Рождению гениального замысла не всегда сопутствует всеобщее признание. Напротив, окружающие, как известно, принимают все новое и оригинальное в штыки.

– А это еще что? – недоуменно спросила портниху Дора, двумя пальцами поднимая со стола приметанный черный лоскут. – Рубашка?! Почему черная?

– Та не, то платьишко такое. Выручалка, на все жизнеслуча?и.

– Платье?! – Дора онемела, продолжая рассматривать странное прямоугольное изделие, которое, кабы не цвет и плотная материя, могло бы сойти за наволочку. Видит бог, она благоговела перед гением Полины Эрнестовны, но старуха явно сошла с ума: разве в этом девушке можно показаться на люди?!

– Как же это – платье?! Такое… короткое?!

– Эх, Дормосевна, со-олнце, – протянула портниха. – За европейской модой не следишь. Кругом сейчас тенденции (она произносила: «тендентии»).

– Что за… тенденции? Что это значит?

– А то, что жизнь – она, значитца, суровая, а будет хуже; подбери, значитца, дама, свой подол и шуруй пешком до бульвару. Та ты не опасывайся: я пока подол маленько отпущу. Но только Эська потом его обязательно до колен подымет. И вот с этим платьишком будет меня полжизни поминать: оно само такое – никакое, – и ты шо хошь на него накидавай: манто-шманто, шкурка лисы на плечи голяком… жакет опять же строгий, плюс нитка твоих жемчугов. Вот и получится: и в аудиентию, и на концерт, и на коктейль-вечеринку.
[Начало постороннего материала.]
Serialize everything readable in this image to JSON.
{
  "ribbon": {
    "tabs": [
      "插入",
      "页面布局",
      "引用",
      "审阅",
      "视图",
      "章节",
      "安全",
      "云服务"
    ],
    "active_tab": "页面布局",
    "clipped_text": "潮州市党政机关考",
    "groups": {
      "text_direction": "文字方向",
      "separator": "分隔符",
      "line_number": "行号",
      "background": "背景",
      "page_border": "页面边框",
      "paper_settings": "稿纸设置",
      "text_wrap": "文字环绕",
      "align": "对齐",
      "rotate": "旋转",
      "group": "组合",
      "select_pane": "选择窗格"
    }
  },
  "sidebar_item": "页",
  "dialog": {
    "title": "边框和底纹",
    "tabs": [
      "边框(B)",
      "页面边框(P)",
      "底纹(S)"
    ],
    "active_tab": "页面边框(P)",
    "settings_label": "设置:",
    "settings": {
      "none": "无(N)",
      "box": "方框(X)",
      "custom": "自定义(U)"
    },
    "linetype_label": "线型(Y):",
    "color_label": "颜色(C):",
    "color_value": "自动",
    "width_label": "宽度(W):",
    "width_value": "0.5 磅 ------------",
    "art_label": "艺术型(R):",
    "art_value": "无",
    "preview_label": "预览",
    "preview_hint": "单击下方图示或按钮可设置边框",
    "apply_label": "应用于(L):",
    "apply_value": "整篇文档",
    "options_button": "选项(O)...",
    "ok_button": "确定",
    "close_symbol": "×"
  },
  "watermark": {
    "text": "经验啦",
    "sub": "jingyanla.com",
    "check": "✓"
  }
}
– Какой коктейль? – стонала Дора, ладонями уминая боль в виски. – Какая вечеринка! Голые плечи?! Побойтесь бога, Полина Эрнестовна: девочка едет учиться!

Та отвечала спокойно:

– А вы, мадам Этингер, не желаете видеть дочь старше ее четырнадцати лет, не приведи господь?

Кто ж знал, что роковым этим словам, вымолвленным в недобрый час, суждено было сбыться так скоро?

3

Уютный хоровод мраморных колонн во внутреннем дворике венского кафе где-то в районе Хофбурга, куда в первый же день по приезде Гаврила Оскарович привел жену и дочь, Эська помнила всю жизнь. В тяжелые минуты, а их было предостаточно, она вызывала в воображении жемчужные плафоны низко висящих люстр в колоннаде; балкончик в форме бокала во флорентийской галерее второго этажа, подпираемой двумя согбенными фавнами; гнутые спинки венских стульев, крахмальные скатерти, сбрызнутые радужными бликами от алых в золоте витражей арочных окон; и надо всем – купол высокой стеклянной крыши с опаловым облаком, в котором теснилось и переливалось солнце.
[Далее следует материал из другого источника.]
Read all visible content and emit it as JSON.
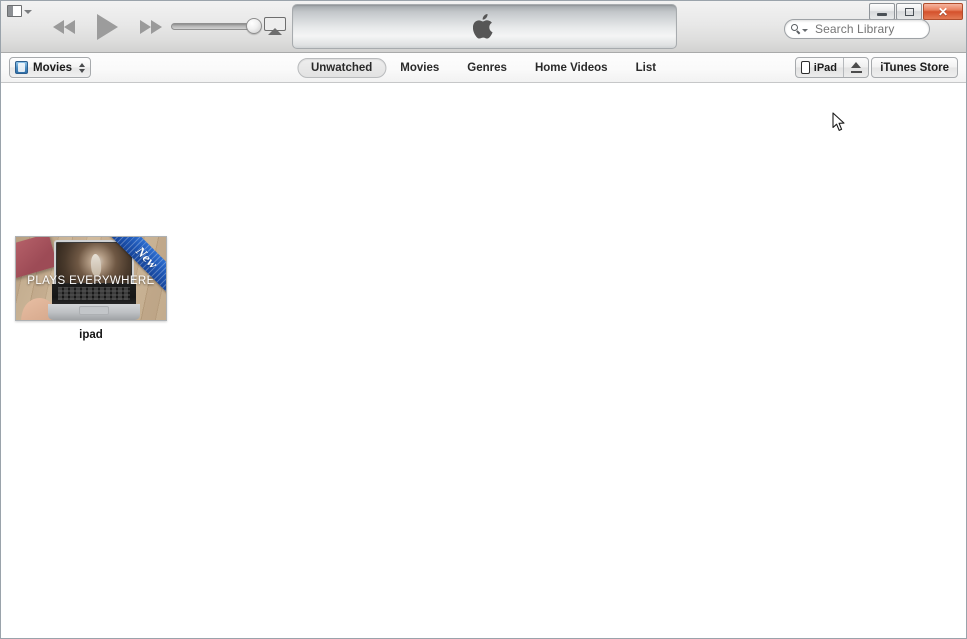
{
  "window": {
    "controls": {
      "minimize_label": "—",
      "maximize_label": "❐",
      "close_label": "✕"
    }
  },
  "toolbar": {
    "view_toggle_name": "sidebar-toggle",
    "previous_label": "Previous",
    "play_label": "Play",
    "next_label": "Next",
    "volume_value": "100",
    "airplay_label": "AirPlay",
    "display": {
      "logo": "apple-logo"
    },
    "search": {
      "placeholder": "Search Library",
      "value": ""
    }
  },
  "navbar": {
    "library": {
      "icon": "movies-film-icon",
      "label": "Movies"
    },
    "tabs": [
      {
        "label": "Unwatched",
        "active": true
      },
      {
        "label": "Movies",
        "active": false
      },
      {
        "label": "Genres",
        "active": false
      },
      {
        "label": "Home Videos",
        "active": false
      },
      {
        "label": "List",
        "active": false
      }
    ],
    "device": {
      "icon": "ipad-device-icon",
      "label": "iPad",
      "eject_icon": "eject-icon"
    },
    "store_label": "iTunes Store"
  },
  "content": {
    "items": [
      {
        "title": "ipad",
        "overlay_text": "PLAYS EVERYWHERE",
        "badge": "New",
        "badge_color": "#1e56b4"
      }
    ]
  },
  "colors": {
    "toolbar_top": "#e8e8e8",
    "navbar": "#fafafa",
    "content_bg": "#ffffff",
    "close_button": "#d4512c",
    "ribbon_blue": "#1e56b4"
  }
}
– Я угощу вас настоящим венским пирожным, мои прелестницы! – сказал папа и кивнул официанту, подзывая его к столику.

Папа пребывал в отличном настроении еще с того утра в отеле «Бристоль», когда от Эськиной игры прослезился великий Марк Винарский, и ни угрюмый бубнеж всегда утомленной, всегда недовольной и всегда нездоровой жены Доры, ни драматическая неизвестность с Яшей, ни колоссальные расходы на эту поездку, не говоря уже о будущих расходах на заграничное образование дочери («Ну что ж, а понадобятся деньги – так переедем в квартиру поменьше»), не могли поколебать душевного равновесия Большого Этингера.

Он торжественно зачитывал дамам меню, со знанием дела выясняя у благодушного толстяка-официанта состав кремов и соусов. Официант – это даже мама признала по-русски вполголоса – обладал адским терпением.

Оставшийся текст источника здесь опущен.